Today is my 70th day on the count, B'H. But no jumping for joy. That was my mistake last time. Last time I was "on the last stretch" and "tasting 90 days". I even got a sponsor to GYE if I make the 90 day mark. Things were looking good. But I fell. I fell twice before I even hit 90. What a joke.
On shabbas I read a book from R Twerski talking about how the yetzer hara deludes us into thinking that we already subdued it. R Twerski said that if we don't battle, the yetzer hara wins. He's quotes the Rebbe of Kotzk who said that we should conceptualize that the yetzer hara is holding an axe over us , threatening to severe our head. One chassid asked him, "what if I can't visualize that?" The Rebbe from Kotzk answered, "that indicates that your head has already been severed."

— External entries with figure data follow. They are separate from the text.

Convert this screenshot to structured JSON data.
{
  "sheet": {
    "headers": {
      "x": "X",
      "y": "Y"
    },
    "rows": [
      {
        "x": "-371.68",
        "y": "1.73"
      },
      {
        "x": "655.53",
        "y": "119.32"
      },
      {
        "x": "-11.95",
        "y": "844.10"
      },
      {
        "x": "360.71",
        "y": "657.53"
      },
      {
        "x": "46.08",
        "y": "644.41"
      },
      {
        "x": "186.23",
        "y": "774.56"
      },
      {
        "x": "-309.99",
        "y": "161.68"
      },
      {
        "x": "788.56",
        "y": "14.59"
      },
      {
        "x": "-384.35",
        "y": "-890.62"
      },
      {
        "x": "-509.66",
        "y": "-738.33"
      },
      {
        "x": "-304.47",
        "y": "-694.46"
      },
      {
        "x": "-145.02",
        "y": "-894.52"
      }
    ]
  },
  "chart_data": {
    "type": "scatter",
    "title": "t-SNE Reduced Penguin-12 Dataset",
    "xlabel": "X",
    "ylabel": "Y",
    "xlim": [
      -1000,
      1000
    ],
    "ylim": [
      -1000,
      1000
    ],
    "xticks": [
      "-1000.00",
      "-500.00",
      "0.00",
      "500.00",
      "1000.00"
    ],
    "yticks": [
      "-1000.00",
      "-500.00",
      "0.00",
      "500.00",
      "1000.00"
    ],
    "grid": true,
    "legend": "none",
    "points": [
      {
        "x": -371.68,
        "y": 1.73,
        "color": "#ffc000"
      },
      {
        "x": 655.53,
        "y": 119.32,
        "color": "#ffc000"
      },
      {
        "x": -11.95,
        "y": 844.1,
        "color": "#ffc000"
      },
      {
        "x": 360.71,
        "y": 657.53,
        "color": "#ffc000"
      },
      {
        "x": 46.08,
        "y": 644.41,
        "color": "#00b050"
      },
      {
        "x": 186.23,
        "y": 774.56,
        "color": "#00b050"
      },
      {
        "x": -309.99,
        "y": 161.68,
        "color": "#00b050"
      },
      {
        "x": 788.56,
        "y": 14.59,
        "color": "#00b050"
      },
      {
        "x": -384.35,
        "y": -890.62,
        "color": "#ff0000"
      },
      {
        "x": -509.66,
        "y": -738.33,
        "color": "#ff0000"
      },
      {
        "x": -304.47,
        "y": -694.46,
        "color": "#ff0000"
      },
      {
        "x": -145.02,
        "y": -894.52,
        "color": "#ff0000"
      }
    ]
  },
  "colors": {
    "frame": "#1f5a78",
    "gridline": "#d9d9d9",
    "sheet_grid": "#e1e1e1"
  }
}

I am not saying this is an appropriate strategy for this illness. I don't know much at all. I think I even have seen here and there that perhaps shouldn't view it as the typical "yetzer hara". I'm not getting into that. I'm also not even saying that it helped me as I never used it. I'm just saying that it impacted me specifically at this time when I am trying to internalize the potency and persistence of the yetzer harah. I don't want to be discouraging, but the guys who are behind me on this journey might view this "milestone" as an accomplishment, a dream. However, the guys past me on this journey most probably see that it's a drop in the iceberg (sorry for speaking for everyone, correct me if I'm wrong).
Attaining even any days-70, 90, or a 1000 is great, but it isn't the main thing. What I have learnt is that the main thing is to attain life, to live life. With that said, and feel free to argue, the "journey" isn't trying to "stay clean", rather the journey is to live life normally. Last time I already learnt about the "one day at a time thing", but not sure how much I felt it. Last time I was starting to understand that it's not all about keeping the number of sober days in check, but not sure how much I internalized that. B'H this time around I think I have a deeper understanding. I hope there isn't going to be another "70 day mark", but not thinking about that. And if happens then hopefully that would mean I learnt something new or internalized something better.
I am humbly thankful that I am sober today and pray that I remain sober tonight.
Thanks to whoever listened to my (sometimes repetitive) rambling. It helps me internalize it. Also good to see if anyone thinks my outlook is off.
I am thankful to be part of GYE. Thanks guys.